We talk with hundreds of great parents of superstar students every year. One key discussion we have with all parents is the need for them to be a mentor to their son/daughter – especially during the college application process (but throughout high school) and especially to high-achieving students. That’s right, stop being a parent and don’t try to be a friend. Be a Mentor.
The key characteristic of a mentor is that he provides for and encouragesautonomy. A mentor encourages his mentee to think for himself, to make his own decisions and to take responsibility as well as the credit for his efforts. This freedom is what distinguishes a mentor from the teacher. Of course, at the same time, he provides necessary guidance and knowledge, which is what distinguishes the mentor from the friend. With autonomy comes motivation. With motivation comes skill acquisition. With that comes confidence, which creates more motivation. Eventually that motivation can become a life-long passion.
For example, when IvyZen mentors work with students on their college essays he does not impose his thoughts or beliefs on the student. His job is to guide, respond and nurture. He takes a back step and works in the background. High-achieving students have strong ideas about who they are. So teaching essays writing, teaching what to write on the apps doesn’t work.
A Mentor can tell the student gently that his main essay idea was used by many students last year, e.g. “I want to be a cultural bridge,” and that perhaps a different idea would be better. He can brainstorm with the student and find better, more unique ideas to write about.
We do push students authoritatively when it comes to the deadlines. We strongly recommend students to send in their applications two weeks before the official deadlines because there is a great deal of paperwork (recommendations, school report, transcripts) to complete which only becomes apparent after the application is sent. Here are some general tips on how to be a great mentor.
- Don’t teach, yell or dictate. Rather, take a step back into the background. The student is in the spotlight so help them be the best version of themselves.
- All decisions must be made together. Discuss, guide, explain and coach to help reach the best decisions. Students must feel ownership and responsibility to be motivated and confident.
- Recognize their individuality. Many parents find role models for their students from extended family, next door neighbors or a coworker who knew someone whose kid got into Harvard. At IvyZen we create themes because they accept and validate the uniqueness of students.
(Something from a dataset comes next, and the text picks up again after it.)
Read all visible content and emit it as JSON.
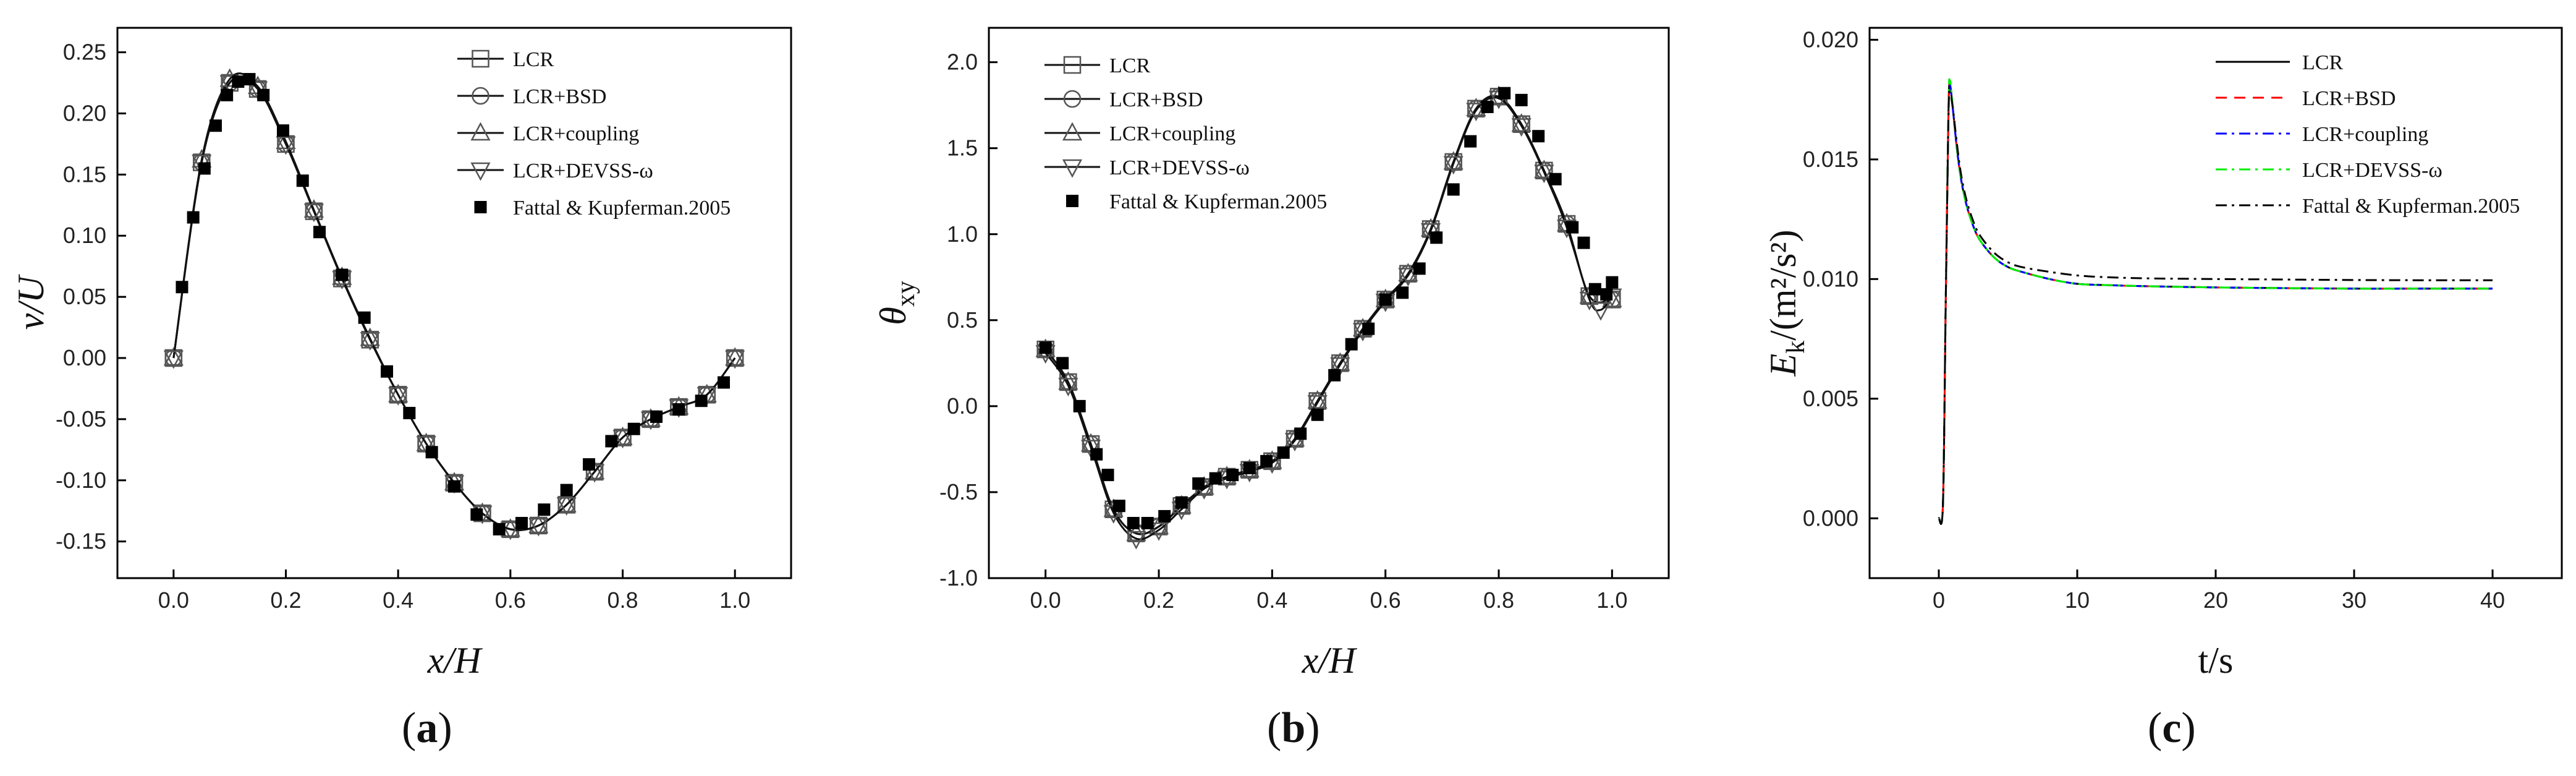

Also, fortunately, it turns out that the top schools are looking for those unique qualities.
Phil was a super star at a school known for nurturing super stars. He had already started his application with another consulting company but things were not going well. During his junior year, the consultant had coached him to build a well-balanced profile, doing a little bit of this and a little bit of that. Trying to work on his essays all summer, Phil was getting frustrated because he couldn’t decide which activities he should focus on now. He had 3-4 strong activities (MUN, Red Cross, First Chair violin, Captain of the soccer team) and couldn’t decide which one to write about in the extracurricular essay. He also had a difficult time finding some pattern or unifying concept to write his main idea about. Further, he wasn’t sure what his major would be so he couldn’t write most of the other supplement essays. He came to us with a two-page resume and didn’t know how to whittle it down to the 10 activity spots in the common app.
We gave Phil some initial advice on creating a theme, but his frustrations remained and admitted that he didn’t want to work with his current consultant anymore. His mother was exasperated at both Phil and the consultant for not making any progress. After some more 1on1 discussions with Phil, it came to light that Phil was frustrated because he wanted to revise his essays over and over, but the consultant had limits to how often he would do that. Further compounding the problem was that Phil was not confident about the base material to begin with and felt that there could be other, better things to write about but wasn’t sure. When asked about his brainstorming process, he confessed that they had some initial discussions, picked one idea and went with that without ever exploring any other ideas.
We told Phil it would be best to start fresh and brainstorm more ideas, then write at least 3 different main essays just to see what would be best. He winced at the extra work, but realized that would lead to the best outcome and also restore his confidence. We also delved into the editing process and he became despondent. He realized that he was being indecisive but the constant criticism and non-communication from the consultant was further damaging his confidence. We asked him if he was a perfectionist to which he admitted he was. We reassured him that most top students are like that and offered ways to overcome this. Phil felt better just identifying the problem and that someone understood his issues.
He decided to work with a Mentor at IvyZen and, though we usually don’t take students this late in the game, we felt he really needed and could benefit from our help. Starting from scratch, we worked with Phil from August to 24 hours before the deadline. His Mentor went through draft after draft as we have no limits on the number of edits. Phil sent in his applications satisfied that he had done his absolute best and a few months later, his dreams were realized with an acceptance to Harvard’s class of 2017.